2. They must determine their state’s laws on physicians as fiduciaries. This includes commercial bribery laws and cases holding that the physician is a fiduciary.
3. If the attorney who drafted or reviewed their medical business arrangements did not provide full information about the potential risks of these arrangements, they must request this information.
4. If they did receive a disclosure of risks, they must ask their attorney if the safe harbor regulations have modified these risks.
5. If they are in a noncomplying deal, a written opinion on the specific problems and how they might be remedied is needed.
6. If they feel they were not properly advised of the risks when entering into the arrangement, they should consider getting a second opinion from an attorney who was not involved with the original attorney or the original deal.
Physicians must educate themselves about the problems of financial conflicts of interest with their patients. Conflicts should be avoided when possible and disclosed when they cannot be avoided.

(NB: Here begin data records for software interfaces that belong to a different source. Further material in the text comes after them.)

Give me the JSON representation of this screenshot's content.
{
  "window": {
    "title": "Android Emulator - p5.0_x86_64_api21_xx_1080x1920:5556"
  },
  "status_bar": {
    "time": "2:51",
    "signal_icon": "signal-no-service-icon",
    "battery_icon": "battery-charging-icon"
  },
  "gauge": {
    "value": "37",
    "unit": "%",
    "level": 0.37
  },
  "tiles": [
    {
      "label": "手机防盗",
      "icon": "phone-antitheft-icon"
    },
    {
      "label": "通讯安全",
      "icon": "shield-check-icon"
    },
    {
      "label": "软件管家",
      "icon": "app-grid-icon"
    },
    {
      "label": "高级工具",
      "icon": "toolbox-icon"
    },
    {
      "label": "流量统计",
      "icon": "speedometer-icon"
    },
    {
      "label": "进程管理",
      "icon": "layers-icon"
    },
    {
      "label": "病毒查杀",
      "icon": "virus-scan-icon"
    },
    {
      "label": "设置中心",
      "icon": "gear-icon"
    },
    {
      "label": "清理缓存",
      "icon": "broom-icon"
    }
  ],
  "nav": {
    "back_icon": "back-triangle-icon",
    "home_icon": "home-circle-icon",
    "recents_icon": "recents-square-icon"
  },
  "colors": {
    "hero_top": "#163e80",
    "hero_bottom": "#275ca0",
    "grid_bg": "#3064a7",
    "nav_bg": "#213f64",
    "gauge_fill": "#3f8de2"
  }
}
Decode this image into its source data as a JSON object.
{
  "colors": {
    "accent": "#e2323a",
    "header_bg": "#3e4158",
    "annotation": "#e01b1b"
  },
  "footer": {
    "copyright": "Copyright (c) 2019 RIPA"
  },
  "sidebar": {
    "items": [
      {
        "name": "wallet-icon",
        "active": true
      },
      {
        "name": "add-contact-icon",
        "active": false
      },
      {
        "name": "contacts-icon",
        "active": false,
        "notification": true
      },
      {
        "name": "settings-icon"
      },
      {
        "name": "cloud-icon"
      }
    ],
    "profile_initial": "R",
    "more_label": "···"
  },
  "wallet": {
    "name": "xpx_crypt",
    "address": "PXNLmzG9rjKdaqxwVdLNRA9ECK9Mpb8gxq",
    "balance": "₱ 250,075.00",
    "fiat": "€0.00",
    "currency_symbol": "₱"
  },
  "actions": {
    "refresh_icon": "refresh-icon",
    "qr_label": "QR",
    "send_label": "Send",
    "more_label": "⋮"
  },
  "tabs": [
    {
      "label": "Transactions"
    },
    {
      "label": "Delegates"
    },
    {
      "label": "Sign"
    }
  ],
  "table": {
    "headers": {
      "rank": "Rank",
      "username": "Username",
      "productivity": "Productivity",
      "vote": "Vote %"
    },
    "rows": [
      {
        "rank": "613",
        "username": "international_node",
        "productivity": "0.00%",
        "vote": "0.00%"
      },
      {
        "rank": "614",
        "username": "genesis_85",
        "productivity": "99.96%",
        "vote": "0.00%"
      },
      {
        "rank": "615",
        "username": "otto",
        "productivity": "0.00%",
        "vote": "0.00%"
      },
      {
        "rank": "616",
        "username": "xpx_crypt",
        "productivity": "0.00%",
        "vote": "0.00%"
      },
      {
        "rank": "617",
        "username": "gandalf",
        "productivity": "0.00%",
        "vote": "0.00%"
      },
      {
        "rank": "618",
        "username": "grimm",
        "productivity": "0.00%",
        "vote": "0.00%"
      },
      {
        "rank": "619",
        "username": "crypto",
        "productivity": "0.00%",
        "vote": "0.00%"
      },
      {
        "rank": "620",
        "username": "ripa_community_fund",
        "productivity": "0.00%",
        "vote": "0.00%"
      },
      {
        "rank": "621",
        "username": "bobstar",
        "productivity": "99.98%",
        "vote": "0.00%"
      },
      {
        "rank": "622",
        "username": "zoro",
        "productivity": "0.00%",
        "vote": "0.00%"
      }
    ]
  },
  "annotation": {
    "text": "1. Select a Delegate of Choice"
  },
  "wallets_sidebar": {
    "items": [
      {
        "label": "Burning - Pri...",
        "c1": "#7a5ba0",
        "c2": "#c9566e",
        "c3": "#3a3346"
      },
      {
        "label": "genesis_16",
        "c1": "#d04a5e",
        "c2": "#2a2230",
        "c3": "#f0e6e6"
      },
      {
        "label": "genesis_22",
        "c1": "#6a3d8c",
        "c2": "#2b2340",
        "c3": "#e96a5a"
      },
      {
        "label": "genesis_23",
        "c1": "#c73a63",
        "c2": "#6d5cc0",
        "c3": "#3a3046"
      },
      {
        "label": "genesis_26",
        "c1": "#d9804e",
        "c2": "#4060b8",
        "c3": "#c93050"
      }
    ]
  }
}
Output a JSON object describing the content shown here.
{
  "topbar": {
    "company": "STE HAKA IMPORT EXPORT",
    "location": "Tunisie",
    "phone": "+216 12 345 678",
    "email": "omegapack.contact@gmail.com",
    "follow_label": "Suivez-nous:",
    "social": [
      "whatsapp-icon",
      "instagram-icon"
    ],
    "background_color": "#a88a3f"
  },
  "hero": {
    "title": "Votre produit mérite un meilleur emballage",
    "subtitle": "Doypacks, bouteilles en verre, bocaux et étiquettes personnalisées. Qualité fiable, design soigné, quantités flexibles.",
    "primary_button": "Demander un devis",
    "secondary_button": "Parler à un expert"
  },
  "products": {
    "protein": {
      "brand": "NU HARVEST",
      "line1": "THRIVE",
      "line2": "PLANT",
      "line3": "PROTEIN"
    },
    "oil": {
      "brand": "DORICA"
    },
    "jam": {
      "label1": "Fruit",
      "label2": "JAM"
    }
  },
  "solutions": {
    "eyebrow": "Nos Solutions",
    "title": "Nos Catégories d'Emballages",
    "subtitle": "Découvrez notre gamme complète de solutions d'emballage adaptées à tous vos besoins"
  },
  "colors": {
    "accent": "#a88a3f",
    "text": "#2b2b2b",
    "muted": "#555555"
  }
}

In some cases, such as the disclosure of the selection criteria for physician referral services, disclosure is legally required. In all cases, there is an ethical duty to disclose interests in medical care businesses and other potential conflicts of interest.
The nature of the fiduciary relationship is such that disclosure does not cure conflicts of interest. The physician–patient relationship is a fiduciary relationship precisely because patients must rely on their physician’s integrity. Disclosing a conflict of interest does not help the patient avoid the effects of the conflict. Disclosure can show good faith but will not make an improper activity legally acceptable.
Managing conflicts of interest poses a profound ethical problem for physicians and for the rest of society. They underlie questions about appropriate termination of life support, access to care for indigents, and many other critical medical care problems. If physicians and their attorneys continue to ignore the significance of financial conflicts of interest, they should not be surprised by ever more Draconian laws regulating medical business practices.